Natürlich gibt es auch die Konfrontationen der relativ Stärkeren, Gewichtigeren, wie Deutschland, gegen die Türkei, gegen Belarus, gegen Ungarn, …, und auch indirekt gegen Indien oder Brasilien. Das ist gar nicht so schlecht wie es im Einzelfall aussieht.

Mein Problem ist das fadenscheinige Kostüm des Westens, oft identifiziert mit der Dreifaltigkeit von Aufklärung + Demokratie + Multilateralismus. Das  ist rhetorisch wirksam („Wertegemeinschaft“), Wirtschaft und Militär legitimierend („Sicherheitsgemeinschaft“), und enorm selbstbezogen (Es gibt ja keinen eindeutigen Feind wie im Kalten Krieg). Betonung auf fadenscheinig. Wer definiert eigentlich die Tragbalken unseres fortschrittlichen Gebäudes, und in welcher Absicht?
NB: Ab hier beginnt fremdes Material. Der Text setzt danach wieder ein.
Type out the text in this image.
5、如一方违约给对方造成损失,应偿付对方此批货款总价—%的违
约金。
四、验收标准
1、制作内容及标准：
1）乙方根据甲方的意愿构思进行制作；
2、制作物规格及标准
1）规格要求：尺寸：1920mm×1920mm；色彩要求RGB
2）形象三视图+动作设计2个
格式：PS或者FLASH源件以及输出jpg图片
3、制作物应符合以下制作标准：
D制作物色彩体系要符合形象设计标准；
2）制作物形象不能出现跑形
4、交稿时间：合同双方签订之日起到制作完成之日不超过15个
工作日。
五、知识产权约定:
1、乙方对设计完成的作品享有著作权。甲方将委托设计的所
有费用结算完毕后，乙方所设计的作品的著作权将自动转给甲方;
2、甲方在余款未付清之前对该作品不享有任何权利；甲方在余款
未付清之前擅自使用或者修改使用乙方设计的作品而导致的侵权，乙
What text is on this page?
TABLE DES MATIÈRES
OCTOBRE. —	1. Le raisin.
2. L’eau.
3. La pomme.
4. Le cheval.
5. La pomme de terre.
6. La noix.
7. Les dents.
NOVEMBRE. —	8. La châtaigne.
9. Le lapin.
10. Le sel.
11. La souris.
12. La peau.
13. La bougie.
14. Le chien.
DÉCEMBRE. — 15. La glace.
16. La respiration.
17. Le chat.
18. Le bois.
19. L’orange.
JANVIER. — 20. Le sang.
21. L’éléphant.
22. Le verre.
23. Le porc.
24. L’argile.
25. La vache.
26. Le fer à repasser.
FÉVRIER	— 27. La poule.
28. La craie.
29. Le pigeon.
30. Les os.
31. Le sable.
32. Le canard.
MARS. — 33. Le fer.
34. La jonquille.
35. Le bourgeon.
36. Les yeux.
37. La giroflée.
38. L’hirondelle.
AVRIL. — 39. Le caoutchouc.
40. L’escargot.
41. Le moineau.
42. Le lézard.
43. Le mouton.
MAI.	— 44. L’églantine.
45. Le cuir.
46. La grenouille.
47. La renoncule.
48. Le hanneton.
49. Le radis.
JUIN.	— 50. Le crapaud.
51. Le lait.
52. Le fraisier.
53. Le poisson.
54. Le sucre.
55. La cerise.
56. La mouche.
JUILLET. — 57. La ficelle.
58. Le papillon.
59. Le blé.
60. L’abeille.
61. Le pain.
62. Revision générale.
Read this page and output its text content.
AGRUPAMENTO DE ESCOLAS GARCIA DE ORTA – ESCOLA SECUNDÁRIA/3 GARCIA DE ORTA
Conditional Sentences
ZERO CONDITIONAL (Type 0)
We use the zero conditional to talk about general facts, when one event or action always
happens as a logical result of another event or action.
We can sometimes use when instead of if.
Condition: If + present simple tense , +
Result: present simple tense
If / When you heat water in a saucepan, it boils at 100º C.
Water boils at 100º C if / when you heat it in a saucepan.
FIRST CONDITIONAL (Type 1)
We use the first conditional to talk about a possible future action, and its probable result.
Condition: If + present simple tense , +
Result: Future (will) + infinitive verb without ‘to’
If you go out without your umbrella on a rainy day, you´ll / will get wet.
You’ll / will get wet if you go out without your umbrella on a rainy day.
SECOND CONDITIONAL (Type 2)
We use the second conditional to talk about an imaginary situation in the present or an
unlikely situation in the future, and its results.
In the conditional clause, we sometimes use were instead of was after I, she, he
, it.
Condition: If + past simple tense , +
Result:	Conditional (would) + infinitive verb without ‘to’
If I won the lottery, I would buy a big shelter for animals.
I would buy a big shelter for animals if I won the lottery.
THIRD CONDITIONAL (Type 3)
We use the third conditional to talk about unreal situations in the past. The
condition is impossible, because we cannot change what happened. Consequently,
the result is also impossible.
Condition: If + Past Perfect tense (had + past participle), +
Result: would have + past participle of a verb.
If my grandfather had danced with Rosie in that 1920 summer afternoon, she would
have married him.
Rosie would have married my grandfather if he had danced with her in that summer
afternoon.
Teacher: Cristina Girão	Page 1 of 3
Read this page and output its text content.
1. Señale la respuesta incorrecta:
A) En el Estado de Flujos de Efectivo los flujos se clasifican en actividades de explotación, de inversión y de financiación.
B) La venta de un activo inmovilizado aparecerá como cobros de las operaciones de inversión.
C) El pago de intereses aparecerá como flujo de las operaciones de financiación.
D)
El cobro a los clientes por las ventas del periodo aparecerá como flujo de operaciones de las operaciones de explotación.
Außenpolitik ist das eine; das können viele gut und hinreichend überzeugend, damit man darüber streiten oder sich einigen kann. Aber was geschieht in dieser Situation mit uns? Was bedeutet eine bestimmte Linie von Handlungen eines einzelnen Menschen für das „Welt-BILD“ von vielen, die politisch und ökonomisch stark von ihm abhängig sind?

Trump kündigt

  • Pariser Abkommen zum Klimaschutz
  • Antirassismus Aufklärung im eigenen Land
  • Mitgliedschaft an der WHO
  • Atomabkommen mit dem Iran

Trump legt unserem Land diskutierbare, aber untragbare Bürden auf; er verletzt offen die Balance, von der ich oben gesprochen habe. Er lügt und verfolgt Menschen. Er ist ein Sexist, Rassist und er untergräbt die demokratischen Institutionen, die die USA so stark und auch vorbildhaft (in Teilen nur) gemacht haben.

Werte Blog-Leser*innen: was macht das mit UNS? Nicht einfach: was bedeutet das für die globale Situation. Dass ein Verbrecher regiert, kommt vor. Dass er wichtigste politische Handlungsfelder versaut (Klima, Corona), kommt vor. Dass man drunter wegtauchen kann, wenn ein Ausblick auf ein Ende (Revolution oder Abwahl) besteht, kommt vor. Aber es gibt keinen Ausblick.

Das ist kein Pessimismus, und kein Absacken in Resignation.  Ein Vorschlag: definieren WIR einmal persönlich, was unseren WESTEN  ausmacht. Nur für uns, nicht für den großen öffentlichen Diskurs. Der Zweck ist unter anderem zu zeigen, wie stark unsere individuelle Kultur sehr viel mehr weiß über die westliche Rahmung („Framing“ im Fachjargon) und das, was mit „Westen“ gar nichts zu tun hat.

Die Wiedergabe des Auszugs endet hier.